O livro nasce de três axiomas: a
força vivífica que se reflete da mesma origem, mas de modos
diferenciados nas obras plásticas e literárias, abraçando a filosofia
de Maurice Merleau-Ponty e Martin Heidegger, frente ao argumento
poético de Antonio Ramos Rosa. Aliás, é em seu blog
que Lippe ecoa o poeta português e lhe presta tributo, evocando em seu
subtítulo um dos livros da obra ramos-rosiana: 'Estou vivo e escrevo
sol'.
No entanto, nada disso traz pedantismos,
jargões ou linguagens específicas e cifradas, mas apenas premissas
teóricas sobre as quais repousa sua obra, e que levam os versos de
Filipe a profundezas inimagináveis.
Lippe
mistura em sua paleta, entre outros tons e sons, Paul Cézanne, Garcia
Lorca, Juan Miró, Júlio Resende, Paul Klee, Magritte, Rothko, Antonio
Ramos Rosa, Marc Chagall, Van Gogh, Frida Kahlo, Franz Marc e Edward
Hopper, num desfilar de cores e intensidades.
Em
sua tela é possível decifrar o motivo pelo qual a poesia se faz gênero
para poucos.

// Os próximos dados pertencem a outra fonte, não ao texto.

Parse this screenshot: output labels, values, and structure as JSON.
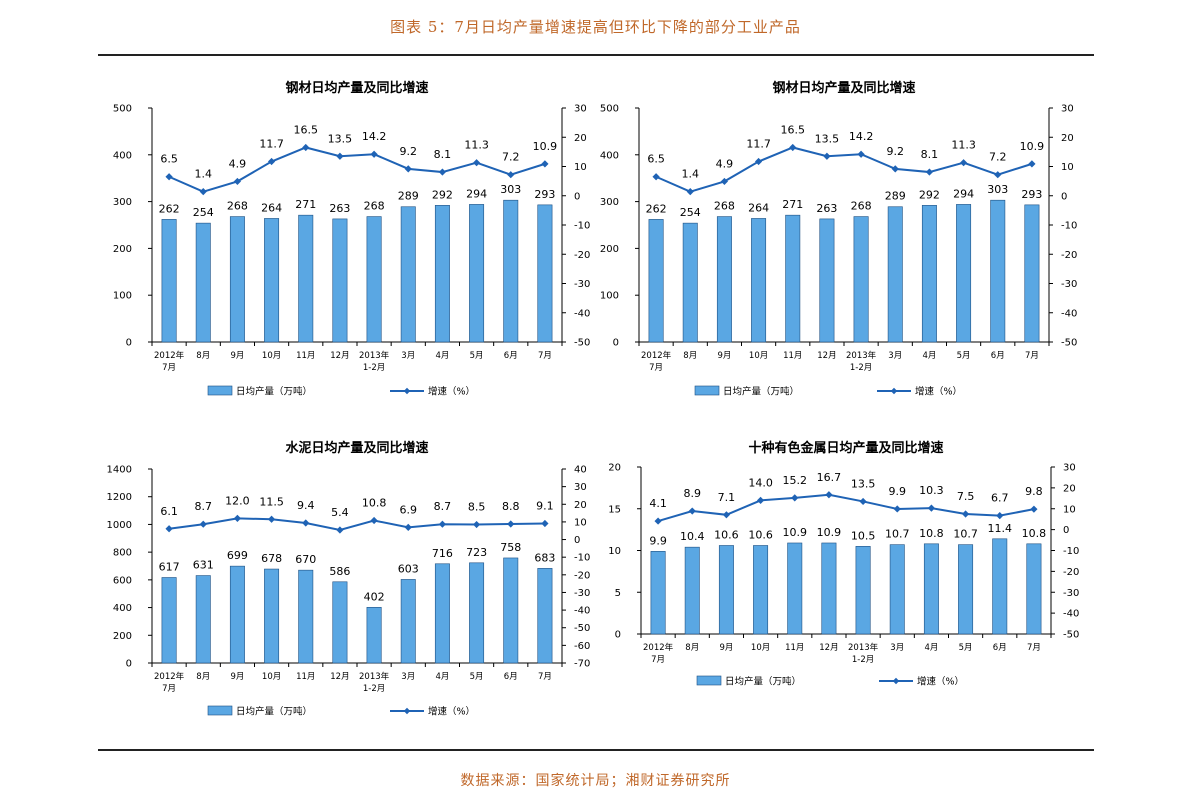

É que são realmente ínfimos aqueles dispostos e capazes de
um mergulho tão fundo na existência - poucos são os eleitos para um voo
tão alto ou têm conteúdo, força e conhecimento suficientes para gravar
e perenizar o mundo, essa passagem.
O poeta parte do
'instante sempre de novo inacabado' e na sua
'paleta do tempo', inicia do vermelho e segue entre diversas imagens e cores para findar no próprio começo. Seu poema está
'no espaço não-capturado pela razão' e se colore de negro e branco para dizer, sempre e novamente, na
'lenta lentidão/de tudo o que não diz'.
Luís
está no pólo oposto da ausência de sentido que sinaliza a arte poética
pós-contemporânea, mas também não se restringe a apreender e retratar o
que se vê. Luís busca outra ausência, procura o que não se vê, o que
não há, o que é anterior à existência e à própria luz, e encontra a
força das palavras e sua correspondência nos matizes de luminescência
da cor. Empreende outra 'pedagogia do olhar' tal como proposto, desse
lado do oceano, pelo mestre Affonso Romano em seu livro 'Desconstruir
Duchamp'.
Para Lippe, as palavras são os tons e semitons
de nossa própria passagem, de nosso percurso sob as infindas
combinações e incidências de luz e sombra e, desta forma, numa
percepção estética que caminha para além da luz, seus poemas são
repletos de sentido e referências filosóficas, semióticas,
metalinguísticas e artísticas. Captura-se a luz que se refrata em cor,
a luz que se filtra em nós e se transforma em palavras, até que a
ausência de luz desça a cortina da noite sobre o texto e se transforme em nova página em branco.
E
assim como luz e sombra, vida e morte, são cíclicos binários e
alternados, Luís Filipe germina, fecunda e termina sua tela do mundo
com a reabertura eterna:
'de novo o branco
da página há de conjugar-me', 'de novo o branco da tela há-de
colorir-me', 'pintura a pintura', 'estrofe a estrofe' (em 'epigrama de um começo')
Após
ouvir os sons, o ritmo, a música da palavra - essa arte entretecida em
negro e branco - e absorvê-la em silêncio, também eu busco a
continuação, me perscruto num universo de emergências e luz,
inesgotável de tinta e palavra.
Quem disse que o verso morreu?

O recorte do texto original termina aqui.